中村 吉之丞 (初代) ナカムラ キチノジョウ
- 本名
- 吉田政吉
- 屋号
- 播磨屋
- 定紋
- 揚羽蝶、浪かたばみ
- 生没年月日
- 明治19(1886)年11月28日〜昭和33(1958)年01月08日
- 出身
- 東京・浅草
プロフィール
大向うから「大番頭」と声がかかった名脇役としては、昭和初期までは四代目尾上松助、二代目尾上幸蔵らが知られていたが、その後は吉之丞が長いあいだこの称号を独占した。初代中村吉右衛門主役の数々の演目における端敵(はがたき)役、例えば時代物では『一谷嫩軍記(いちのたにふたばぐんき)』「組討」の平山武者所、『一條大蔵譚(いちじょうおおくらものがたり)』の八剣勘解由、『菅原伝授手習鑑』「筆法伝授」の左中弁希世など、世話物では『隅田川続俤(すみだがわごにちのおもかげ)』の長九郎、『松竹梅湯島掛額』の釜屋武兵衛など、常に欠かせない傑作で、どんなに舞台を助けていたことか。

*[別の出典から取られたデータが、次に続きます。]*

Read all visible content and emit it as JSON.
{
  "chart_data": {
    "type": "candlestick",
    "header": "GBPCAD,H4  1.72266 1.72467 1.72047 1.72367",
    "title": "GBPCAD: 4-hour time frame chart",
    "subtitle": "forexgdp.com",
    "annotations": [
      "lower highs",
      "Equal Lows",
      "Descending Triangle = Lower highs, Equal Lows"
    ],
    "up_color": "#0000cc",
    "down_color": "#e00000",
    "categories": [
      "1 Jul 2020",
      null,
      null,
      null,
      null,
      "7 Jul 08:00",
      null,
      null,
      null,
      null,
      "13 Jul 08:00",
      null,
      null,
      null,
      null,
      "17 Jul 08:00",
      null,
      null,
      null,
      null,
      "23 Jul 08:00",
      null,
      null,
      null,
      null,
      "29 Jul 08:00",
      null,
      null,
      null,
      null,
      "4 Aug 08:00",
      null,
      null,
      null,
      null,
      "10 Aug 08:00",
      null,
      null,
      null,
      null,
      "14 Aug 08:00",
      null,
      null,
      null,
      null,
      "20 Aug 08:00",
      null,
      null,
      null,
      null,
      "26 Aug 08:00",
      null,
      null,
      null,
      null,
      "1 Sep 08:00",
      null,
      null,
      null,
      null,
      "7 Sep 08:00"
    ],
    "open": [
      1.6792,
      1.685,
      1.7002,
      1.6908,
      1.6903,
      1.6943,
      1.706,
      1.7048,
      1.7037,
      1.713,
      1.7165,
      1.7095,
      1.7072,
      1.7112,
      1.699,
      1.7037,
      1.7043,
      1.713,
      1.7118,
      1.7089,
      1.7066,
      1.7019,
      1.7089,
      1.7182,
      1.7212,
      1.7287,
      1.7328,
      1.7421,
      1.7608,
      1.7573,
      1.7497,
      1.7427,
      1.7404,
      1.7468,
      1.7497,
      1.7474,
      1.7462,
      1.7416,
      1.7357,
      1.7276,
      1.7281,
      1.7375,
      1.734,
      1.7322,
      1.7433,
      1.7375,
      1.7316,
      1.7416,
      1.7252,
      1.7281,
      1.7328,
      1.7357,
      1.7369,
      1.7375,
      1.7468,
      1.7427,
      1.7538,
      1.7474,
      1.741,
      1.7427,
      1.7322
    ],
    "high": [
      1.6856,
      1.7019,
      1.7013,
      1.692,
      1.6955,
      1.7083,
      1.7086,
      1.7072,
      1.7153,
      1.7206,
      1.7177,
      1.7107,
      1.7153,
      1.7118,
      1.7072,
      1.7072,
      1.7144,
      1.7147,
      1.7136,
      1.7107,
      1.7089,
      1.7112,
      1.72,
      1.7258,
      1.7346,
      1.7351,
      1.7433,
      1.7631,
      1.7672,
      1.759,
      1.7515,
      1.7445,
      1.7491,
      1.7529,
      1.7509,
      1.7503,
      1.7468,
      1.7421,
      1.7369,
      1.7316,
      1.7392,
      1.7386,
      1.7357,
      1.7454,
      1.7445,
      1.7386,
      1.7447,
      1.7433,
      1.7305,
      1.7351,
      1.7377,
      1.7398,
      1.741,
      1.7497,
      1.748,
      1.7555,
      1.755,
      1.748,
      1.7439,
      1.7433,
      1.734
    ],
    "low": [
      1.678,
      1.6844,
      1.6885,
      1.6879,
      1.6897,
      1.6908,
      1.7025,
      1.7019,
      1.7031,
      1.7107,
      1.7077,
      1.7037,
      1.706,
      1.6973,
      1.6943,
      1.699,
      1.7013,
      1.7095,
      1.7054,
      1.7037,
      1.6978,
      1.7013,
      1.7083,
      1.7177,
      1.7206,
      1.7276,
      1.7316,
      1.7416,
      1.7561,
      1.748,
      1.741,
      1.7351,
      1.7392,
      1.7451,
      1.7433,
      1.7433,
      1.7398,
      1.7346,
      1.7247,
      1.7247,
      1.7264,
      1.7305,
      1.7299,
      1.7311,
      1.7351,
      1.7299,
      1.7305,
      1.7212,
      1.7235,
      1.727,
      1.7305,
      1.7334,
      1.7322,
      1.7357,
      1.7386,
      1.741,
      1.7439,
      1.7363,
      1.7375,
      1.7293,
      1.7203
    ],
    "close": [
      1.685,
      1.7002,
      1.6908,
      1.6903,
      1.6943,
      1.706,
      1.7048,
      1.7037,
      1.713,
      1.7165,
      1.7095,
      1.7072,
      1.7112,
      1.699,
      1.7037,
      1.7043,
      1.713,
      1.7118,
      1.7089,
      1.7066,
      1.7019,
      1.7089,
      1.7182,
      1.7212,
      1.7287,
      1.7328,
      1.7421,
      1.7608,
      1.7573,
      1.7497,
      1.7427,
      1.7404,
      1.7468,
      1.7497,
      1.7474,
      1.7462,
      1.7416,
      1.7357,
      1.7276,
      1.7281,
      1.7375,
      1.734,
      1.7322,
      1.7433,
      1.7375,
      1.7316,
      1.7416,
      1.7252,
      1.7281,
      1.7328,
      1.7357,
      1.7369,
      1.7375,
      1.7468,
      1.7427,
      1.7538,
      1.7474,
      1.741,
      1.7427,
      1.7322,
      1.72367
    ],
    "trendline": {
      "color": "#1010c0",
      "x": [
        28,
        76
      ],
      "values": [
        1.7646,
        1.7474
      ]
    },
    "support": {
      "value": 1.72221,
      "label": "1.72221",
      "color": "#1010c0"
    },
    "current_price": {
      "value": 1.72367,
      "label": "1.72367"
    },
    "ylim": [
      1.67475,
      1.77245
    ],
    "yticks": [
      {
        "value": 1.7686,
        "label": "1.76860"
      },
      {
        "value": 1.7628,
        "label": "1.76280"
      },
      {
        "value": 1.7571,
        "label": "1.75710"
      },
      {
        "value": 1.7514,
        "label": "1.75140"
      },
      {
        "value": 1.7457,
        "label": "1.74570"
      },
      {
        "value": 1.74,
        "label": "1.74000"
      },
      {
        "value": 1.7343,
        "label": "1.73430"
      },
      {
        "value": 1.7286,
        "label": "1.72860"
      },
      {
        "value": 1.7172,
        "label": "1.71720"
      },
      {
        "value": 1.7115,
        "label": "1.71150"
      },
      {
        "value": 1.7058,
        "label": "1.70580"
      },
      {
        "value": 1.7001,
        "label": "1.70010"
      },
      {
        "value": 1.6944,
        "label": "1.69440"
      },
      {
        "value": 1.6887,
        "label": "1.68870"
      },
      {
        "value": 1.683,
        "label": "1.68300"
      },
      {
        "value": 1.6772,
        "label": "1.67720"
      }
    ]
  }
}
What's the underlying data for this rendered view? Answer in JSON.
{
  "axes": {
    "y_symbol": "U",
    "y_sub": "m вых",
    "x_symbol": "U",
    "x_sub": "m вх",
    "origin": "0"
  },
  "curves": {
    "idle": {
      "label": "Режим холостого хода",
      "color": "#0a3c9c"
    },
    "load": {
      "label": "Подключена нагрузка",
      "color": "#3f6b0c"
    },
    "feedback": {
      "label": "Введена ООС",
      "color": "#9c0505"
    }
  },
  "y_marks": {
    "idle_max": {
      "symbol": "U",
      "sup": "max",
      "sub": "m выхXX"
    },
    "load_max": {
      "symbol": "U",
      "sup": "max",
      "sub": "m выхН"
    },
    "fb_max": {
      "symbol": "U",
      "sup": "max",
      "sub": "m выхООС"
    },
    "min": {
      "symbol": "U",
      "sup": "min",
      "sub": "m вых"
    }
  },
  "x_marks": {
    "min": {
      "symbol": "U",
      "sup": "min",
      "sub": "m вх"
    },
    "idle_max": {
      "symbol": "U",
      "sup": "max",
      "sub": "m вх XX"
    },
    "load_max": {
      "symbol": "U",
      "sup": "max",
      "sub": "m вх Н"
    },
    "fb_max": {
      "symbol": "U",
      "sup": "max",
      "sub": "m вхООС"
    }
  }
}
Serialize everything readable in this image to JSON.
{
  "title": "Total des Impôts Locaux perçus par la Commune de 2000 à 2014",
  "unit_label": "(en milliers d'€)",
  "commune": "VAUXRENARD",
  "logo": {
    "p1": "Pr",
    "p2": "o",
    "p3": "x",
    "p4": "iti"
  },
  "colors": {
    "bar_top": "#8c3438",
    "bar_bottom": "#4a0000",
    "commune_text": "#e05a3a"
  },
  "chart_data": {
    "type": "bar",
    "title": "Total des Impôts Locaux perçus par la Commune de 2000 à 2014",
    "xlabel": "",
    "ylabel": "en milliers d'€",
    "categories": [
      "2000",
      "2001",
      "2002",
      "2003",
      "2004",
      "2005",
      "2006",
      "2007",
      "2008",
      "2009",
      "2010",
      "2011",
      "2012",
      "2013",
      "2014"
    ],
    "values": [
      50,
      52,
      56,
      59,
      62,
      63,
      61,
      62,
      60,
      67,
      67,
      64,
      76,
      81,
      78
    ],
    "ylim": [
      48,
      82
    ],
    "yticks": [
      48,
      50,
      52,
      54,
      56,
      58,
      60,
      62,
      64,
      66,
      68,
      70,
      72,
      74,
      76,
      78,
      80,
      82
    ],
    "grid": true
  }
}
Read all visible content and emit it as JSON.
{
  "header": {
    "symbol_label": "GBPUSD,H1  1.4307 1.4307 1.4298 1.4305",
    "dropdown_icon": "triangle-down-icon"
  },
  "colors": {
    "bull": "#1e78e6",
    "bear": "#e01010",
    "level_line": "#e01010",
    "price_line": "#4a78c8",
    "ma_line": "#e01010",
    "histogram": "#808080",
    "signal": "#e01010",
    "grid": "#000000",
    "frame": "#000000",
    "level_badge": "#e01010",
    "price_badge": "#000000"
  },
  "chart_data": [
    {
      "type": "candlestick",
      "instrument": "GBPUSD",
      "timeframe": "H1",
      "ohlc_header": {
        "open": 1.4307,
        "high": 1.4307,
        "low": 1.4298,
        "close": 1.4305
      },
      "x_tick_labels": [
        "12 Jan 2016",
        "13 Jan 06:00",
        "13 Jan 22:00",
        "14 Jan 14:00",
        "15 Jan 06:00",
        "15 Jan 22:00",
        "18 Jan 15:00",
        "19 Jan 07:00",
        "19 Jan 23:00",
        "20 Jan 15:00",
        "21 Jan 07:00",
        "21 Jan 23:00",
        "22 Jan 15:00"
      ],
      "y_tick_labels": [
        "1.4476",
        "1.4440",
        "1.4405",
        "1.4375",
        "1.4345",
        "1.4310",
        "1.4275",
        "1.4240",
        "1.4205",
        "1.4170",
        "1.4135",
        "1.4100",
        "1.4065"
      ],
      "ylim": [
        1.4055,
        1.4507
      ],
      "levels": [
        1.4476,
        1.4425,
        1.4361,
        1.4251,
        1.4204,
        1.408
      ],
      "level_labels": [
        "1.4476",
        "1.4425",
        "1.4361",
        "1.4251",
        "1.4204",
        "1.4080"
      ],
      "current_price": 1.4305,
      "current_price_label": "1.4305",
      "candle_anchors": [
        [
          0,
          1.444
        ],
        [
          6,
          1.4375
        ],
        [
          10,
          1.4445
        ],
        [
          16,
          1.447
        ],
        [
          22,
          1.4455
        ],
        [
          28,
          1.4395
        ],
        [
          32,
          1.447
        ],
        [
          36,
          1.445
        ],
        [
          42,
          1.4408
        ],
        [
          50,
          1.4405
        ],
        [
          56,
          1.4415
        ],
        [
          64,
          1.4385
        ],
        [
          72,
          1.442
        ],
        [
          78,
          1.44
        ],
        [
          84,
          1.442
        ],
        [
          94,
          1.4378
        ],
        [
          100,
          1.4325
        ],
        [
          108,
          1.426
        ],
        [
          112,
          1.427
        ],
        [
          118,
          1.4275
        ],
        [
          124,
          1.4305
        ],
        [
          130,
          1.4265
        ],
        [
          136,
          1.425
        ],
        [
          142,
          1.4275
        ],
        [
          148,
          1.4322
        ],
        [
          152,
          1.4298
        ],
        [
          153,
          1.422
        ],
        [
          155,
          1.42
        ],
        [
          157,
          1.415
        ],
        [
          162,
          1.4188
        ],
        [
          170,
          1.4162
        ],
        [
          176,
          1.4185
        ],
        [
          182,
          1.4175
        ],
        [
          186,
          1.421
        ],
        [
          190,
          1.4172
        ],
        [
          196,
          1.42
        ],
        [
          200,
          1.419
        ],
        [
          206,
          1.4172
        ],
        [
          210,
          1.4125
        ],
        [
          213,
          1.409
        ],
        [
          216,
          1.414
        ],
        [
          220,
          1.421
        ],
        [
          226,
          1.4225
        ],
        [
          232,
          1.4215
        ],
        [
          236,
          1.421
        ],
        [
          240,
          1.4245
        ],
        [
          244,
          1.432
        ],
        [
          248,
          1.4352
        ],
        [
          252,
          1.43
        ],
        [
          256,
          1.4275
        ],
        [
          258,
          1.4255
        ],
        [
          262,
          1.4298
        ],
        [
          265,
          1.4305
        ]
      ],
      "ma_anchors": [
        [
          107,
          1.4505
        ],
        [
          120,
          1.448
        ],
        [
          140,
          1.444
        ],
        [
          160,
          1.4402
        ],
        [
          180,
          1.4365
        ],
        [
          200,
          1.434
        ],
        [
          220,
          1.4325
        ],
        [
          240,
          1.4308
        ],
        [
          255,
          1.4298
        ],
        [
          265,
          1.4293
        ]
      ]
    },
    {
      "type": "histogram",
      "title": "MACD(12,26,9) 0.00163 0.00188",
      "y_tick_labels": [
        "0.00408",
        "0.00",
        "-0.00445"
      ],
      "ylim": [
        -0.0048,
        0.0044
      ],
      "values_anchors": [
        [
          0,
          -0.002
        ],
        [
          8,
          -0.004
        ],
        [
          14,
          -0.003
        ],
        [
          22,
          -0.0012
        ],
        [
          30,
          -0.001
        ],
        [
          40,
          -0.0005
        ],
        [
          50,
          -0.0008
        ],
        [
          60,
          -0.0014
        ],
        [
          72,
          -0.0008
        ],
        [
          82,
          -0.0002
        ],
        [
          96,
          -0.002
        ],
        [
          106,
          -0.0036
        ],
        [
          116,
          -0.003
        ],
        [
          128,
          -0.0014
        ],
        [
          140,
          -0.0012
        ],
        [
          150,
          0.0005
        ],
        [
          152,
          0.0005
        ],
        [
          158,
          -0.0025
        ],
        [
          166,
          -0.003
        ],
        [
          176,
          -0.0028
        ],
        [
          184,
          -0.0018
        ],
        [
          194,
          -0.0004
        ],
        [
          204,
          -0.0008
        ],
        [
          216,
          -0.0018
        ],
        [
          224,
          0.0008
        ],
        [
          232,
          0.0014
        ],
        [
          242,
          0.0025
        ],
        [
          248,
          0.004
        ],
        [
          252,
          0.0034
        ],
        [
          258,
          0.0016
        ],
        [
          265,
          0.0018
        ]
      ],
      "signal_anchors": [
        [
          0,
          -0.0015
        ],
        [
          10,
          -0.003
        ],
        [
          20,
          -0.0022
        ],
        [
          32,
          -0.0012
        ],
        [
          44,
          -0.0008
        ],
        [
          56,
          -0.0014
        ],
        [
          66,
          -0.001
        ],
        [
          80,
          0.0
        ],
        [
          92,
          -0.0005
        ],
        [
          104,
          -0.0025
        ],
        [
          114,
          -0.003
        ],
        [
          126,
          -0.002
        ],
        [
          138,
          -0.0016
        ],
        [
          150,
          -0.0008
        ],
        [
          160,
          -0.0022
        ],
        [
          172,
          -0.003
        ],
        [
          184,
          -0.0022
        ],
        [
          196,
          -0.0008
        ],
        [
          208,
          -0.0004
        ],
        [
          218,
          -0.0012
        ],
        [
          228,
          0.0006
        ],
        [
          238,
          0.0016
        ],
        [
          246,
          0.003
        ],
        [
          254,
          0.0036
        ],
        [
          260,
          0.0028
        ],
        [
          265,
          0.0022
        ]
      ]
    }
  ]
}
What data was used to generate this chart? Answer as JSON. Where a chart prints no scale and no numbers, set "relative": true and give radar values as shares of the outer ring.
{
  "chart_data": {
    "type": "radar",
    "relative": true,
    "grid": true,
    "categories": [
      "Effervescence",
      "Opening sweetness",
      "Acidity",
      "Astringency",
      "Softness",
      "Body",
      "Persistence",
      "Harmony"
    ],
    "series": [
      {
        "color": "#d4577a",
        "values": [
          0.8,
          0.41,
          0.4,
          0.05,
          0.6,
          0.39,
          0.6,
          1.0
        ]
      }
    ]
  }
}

甲音の利く台詞廻しは無類の巧さで、一例『天衣紛上野初花(くもにまごううえののはつはな)』の北村大膳が「玄関先」で呼びとめるところの「御使僧しばらく」、『仮名手本忠臣蔵』「進物場」の鷺坂伴内が本蔵に挨拶するところの「これはこれは、どなたかと思ったら……」という台詞など、端敵・三枚目系の役の見本ともいえる名調子だった。
もちろん知識も豊かで、後進の指導にも尽力。かなりの酒豪で、趣味は吉右衛門ゆずりの俳句。ほかに当時の名優たちの演技の特徴と癖を、体の動きで真似て見せる“振り模写”は十八番の隠し芸だった。
【松井俊諭】
経歴
芸歴
明治27年4月本郷座『一谷嫩軍記』の遠見の熊谷で中村播之助を名乗り初舞台(子役として初めて舞台に出たのは明治25年、三代目中村歌六のすすめで前橋巡業中の『盲兵助』とする資料あり)。三代目歌六の門下だったが、後に初代中村吉右衛門門下となる。大正7年9月市村座で中村吉之丞と改名、名題昇進。